Effects of acute and chronic treatments with clozapine and haloperidol on serotonin (5-HT 2) and dopamine (D 2) receptors in the rat brain

Abstract

The effects of acute and chronic treatments with haloperidol or clozapine on the binding of [ 3H]spiperone to D 2 and 5-HT 2 receptors were examined in 6 discrete regions of the striatum, n. accumbens and frontal cortex using quantitative autoradiography. Acute treatment with haloperidol, 0.1–2.0 mg/kg, i.p., produced a dose-dependent reduction to 60% of control in the binding of [ 3H]spiperone to D 2 receptors in the striatum and n. accumbens and no effect on the binding of [ 3H]spiperone to 5-HT 2 receptors in the striatum, n. accumbens or frontal cortex. Acute treatment with clozapine, 10–40 mg/kg, i.p., produced a dose-dependent reduction in D 2-specific binding in both the n. accumbens and the striatum and also significant reductions to 24% of control in the binding of [ 3H]spiperone to cortical 5-HT 2 receptors.
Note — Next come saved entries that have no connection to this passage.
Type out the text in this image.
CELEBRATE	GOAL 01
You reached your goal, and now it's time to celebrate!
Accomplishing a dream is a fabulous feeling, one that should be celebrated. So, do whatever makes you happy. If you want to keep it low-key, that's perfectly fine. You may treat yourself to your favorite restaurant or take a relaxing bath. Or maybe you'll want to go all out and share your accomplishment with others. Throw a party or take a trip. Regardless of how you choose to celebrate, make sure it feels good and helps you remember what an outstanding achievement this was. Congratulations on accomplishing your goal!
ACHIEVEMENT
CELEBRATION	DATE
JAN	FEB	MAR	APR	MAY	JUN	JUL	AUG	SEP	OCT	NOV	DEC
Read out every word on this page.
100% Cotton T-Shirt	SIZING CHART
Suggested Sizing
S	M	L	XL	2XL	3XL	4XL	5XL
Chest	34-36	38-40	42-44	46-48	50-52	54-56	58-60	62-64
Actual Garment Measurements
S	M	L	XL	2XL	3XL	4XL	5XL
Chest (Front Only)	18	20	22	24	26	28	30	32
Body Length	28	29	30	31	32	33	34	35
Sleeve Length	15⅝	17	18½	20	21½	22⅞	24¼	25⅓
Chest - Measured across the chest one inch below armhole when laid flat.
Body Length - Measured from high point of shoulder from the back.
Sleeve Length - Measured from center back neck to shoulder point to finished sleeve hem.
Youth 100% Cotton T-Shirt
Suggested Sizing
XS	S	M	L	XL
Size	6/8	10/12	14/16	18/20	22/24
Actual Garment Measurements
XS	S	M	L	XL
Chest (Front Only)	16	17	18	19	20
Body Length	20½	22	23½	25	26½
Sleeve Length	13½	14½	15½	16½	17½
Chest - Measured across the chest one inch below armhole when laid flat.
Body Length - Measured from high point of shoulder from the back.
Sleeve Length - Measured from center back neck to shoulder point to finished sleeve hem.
Chronic treatment with haloperidol, 1 mg/kg/day, i.p., significantly increased (40–65%) the maximal number of D 2-specific [ 3H]spiperone binding sites in the n. accumbens and the dorsolateral and ventrolateral regions of the striatum, whereas small increases (20–29%) were seen in the ventromedial, dorsomedial, rostral and caudal regions of the striatum. Chronic treatment with clozapine, 20 mg/kg/day, i.p., did not change the maximal number of D 2 receptors in the n. accumbens or any region of the striatum. Chronic treatments with clozapine produced a decrease in the maximal number of cortical 5-HT 2 receptors to 55% of control haloperidol had no effect. This study demonstrates regional differences in the up-regulation of striatal D 2 receptors following chronic treatment with haloperidol and different effects of a typical and atypical neuroleptic on 5-HT 2 receptors following acute and chronic treatments.